Friday, August 29, 2014

Book Review: "The Map Thief"

I think I have managed to keep a pretty close eye on the media coverage of the E. Forbes Smiley map thefts, his ensuing plea deal and sentencing process, as well as the long aftermath. I even wrote a paper in grad school about the newspaper coverage of the thefts. So I was pleasantly delighted to read Michael Blanding's The Map Thief (Gotham Books, 2014) and find that there was much to the story that hadn't previously made its way into the news in any major way.

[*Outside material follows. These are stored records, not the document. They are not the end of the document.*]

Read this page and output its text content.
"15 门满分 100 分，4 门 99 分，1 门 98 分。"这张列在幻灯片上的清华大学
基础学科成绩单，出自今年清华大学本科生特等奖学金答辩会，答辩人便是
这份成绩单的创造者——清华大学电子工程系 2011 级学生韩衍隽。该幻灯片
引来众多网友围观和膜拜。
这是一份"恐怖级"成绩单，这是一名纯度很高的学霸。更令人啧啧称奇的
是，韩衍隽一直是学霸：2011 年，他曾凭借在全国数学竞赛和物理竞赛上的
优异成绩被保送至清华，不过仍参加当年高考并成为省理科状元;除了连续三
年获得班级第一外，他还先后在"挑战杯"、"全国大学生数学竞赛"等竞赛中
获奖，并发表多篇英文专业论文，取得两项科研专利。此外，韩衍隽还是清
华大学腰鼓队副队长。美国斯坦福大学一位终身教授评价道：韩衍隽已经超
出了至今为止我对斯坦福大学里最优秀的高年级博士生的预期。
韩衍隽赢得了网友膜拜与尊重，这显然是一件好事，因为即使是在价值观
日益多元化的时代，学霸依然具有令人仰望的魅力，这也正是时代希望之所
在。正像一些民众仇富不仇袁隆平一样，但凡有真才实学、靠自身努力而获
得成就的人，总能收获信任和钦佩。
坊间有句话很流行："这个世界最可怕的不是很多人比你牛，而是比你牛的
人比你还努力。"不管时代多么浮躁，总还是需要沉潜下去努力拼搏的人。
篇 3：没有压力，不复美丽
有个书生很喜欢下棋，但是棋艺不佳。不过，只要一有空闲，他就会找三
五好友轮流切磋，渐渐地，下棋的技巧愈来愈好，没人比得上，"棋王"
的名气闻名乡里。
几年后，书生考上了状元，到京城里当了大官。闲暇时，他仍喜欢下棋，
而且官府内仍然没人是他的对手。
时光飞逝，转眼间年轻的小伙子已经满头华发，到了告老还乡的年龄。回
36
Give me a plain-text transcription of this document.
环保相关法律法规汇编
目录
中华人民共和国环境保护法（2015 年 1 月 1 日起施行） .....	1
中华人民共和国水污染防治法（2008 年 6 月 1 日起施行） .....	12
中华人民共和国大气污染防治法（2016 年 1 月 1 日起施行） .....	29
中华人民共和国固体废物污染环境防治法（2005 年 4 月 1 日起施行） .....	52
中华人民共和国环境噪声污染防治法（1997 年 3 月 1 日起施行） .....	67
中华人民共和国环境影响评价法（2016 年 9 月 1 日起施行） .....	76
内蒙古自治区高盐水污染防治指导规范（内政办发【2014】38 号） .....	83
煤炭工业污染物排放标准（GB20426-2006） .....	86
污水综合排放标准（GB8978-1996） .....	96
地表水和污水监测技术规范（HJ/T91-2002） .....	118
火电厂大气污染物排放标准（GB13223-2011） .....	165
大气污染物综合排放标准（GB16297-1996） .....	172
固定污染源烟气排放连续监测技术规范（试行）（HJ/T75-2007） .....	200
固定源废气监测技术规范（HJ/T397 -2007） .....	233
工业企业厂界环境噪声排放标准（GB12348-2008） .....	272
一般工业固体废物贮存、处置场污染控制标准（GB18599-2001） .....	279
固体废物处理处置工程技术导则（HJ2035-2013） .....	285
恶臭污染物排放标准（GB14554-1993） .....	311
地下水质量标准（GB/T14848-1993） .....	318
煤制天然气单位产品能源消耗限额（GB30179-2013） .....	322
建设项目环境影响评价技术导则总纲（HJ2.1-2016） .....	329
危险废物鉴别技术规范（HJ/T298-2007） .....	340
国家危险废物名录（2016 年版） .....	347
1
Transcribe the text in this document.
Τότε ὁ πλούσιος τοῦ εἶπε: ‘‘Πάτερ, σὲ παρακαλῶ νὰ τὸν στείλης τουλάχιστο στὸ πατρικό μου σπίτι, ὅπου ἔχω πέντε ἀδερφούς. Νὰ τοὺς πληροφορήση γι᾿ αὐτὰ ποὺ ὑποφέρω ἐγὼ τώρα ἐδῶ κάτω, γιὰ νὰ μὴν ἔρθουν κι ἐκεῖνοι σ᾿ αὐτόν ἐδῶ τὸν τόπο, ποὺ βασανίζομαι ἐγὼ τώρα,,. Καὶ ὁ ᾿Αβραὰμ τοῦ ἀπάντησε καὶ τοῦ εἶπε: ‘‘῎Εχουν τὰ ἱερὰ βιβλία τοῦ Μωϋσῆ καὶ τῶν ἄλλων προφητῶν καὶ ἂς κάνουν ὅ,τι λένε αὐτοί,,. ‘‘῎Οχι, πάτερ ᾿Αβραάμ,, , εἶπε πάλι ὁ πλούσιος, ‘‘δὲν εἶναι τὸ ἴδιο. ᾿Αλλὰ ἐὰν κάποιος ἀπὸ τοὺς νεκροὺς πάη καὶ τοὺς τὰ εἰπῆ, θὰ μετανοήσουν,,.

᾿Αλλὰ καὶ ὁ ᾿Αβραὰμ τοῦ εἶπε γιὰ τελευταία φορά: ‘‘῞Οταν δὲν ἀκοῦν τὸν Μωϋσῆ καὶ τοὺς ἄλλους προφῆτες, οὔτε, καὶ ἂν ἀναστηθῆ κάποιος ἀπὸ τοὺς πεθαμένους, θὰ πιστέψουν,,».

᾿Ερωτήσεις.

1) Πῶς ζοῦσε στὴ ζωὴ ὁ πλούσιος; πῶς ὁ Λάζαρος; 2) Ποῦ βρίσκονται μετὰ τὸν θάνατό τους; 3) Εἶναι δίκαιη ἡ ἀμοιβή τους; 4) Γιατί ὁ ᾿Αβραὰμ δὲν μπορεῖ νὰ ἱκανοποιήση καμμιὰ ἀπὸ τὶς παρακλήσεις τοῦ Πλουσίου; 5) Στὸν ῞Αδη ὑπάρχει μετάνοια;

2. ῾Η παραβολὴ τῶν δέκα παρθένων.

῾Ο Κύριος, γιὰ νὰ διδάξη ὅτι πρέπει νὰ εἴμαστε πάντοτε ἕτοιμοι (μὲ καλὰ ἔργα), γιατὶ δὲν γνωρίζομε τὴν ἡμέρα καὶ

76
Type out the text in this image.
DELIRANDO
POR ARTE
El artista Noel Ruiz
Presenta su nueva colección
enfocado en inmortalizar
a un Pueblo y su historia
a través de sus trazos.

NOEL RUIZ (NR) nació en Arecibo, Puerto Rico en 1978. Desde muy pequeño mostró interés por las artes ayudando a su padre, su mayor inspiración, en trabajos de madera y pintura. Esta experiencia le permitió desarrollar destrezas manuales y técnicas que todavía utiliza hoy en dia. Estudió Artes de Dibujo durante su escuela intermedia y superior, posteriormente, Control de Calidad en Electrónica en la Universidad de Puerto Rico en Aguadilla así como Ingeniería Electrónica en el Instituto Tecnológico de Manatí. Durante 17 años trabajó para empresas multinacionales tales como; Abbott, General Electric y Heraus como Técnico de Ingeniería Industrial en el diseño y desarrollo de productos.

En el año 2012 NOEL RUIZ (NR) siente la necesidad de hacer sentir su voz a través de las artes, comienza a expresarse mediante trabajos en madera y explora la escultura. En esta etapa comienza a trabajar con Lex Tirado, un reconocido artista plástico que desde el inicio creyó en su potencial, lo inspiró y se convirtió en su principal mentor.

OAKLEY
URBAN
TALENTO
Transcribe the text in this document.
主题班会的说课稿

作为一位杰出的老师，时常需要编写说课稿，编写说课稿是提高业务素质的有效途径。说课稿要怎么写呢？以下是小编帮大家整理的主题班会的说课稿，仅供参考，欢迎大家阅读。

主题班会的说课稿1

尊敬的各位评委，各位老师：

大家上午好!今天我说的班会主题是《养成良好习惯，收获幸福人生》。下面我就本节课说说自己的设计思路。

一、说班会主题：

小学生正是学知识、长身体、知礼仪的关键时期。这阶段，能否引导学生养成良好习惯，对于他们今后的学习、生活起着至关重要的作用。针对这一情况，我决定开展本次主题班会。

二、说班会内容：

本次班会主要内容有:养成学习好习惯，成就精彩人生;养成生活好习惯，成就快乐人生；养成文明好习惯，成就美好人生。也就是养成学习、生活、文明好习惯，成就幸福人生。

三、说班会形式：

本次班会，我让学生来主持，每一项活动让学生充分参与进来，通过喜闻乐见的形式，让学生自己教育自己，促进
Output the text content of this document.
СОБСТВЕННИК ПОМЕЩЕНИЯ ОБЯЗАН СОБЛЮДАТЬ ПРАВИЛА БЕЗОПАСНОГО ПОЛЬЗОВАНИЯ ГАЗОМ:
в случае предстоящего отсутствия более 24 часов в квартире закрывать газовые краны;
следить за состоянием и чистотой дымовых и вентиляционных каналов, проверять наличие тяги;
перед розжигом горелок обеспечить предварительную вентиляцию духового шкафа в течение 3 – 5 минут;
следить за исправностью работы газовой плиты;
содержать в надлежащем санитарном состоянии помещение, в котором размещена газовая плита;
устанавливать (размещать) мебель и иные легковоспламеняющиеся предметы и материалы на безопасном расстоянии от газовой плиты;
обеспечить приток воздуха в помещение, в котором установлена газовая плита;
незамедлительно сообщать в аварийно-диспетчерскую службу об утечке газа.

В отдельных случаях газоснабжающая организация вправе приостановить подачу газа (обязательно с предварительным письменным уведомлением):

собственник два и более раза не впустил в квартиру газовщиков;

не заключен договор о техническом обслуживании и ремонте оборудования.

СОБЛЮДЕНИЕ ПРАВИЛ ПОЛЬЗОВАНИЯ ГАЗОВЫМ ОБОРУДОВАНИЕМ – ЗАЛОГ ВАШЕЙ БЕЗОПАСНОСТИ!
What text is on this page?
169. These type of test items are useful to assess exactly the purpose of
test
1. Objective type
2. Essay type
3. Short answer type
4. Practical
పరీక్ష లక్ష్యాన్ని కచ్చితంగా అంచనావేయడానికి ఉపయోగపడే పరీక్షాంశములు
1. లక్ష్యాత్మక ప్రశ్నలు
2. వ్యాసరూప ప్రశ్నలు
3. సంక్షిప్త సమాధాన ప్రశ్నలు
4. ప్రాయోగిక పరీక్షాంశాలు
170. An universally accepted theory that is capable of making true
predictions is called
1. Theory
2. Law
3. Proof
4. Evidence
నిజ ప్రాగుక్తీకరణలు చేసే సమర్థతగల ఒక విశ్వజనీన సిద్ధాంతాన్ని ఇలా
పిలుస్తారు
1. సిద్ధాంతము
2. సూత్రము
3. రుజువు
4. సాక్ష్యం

Blanding's book, like Miles Harvey's The Island of Lost Maps, probably ought to be required reading for anyone responsible for the cataloging, supervision, curation, collection, purchase, or sale of maps (or even rare printed materials and archives broadly conceived). It tells the story of Smiley's thefts and the ensuing legal wrangling, but Blanding also very carefully treats another important aspect of Smiley's life: his involvement with the interior Maine town of Sebec, which didn't tend to come up much when Smiley was in the news, but which had a major impact on his life and dealings.

Many of the major players in the case spoke to Blanding directly, including former NYPL maps curator Alice Hudson, and the Curator of the Leventhal Map Center at the BPL, Ronald Grim. Many current and former map dealers also spoke to Blanding, as did a whole slew of Smiley's personal friends, as well as Smiley himself (for a brief period). But even with Smiley's perspective, this book in no way turns into a remotely sympathetic portrait (for which see The Man Who Loved Books Too Much). Blanding treats Smiley's crimes with the seriousness they deserve, and makes quite clear the continued concerns among curators at several institutions that prosecutors were too quick to accept a plea deal and did not take seriously enough the post-plea revelations that Smiley had not admitted to all of the thefts.

The book manages to tell a complex story in an extremely readable way, and includes a fair amount of background material on the cartographic history of the maps themselves, the map trade, and how Smiley's actions changed the broader community. Recommended without reservation.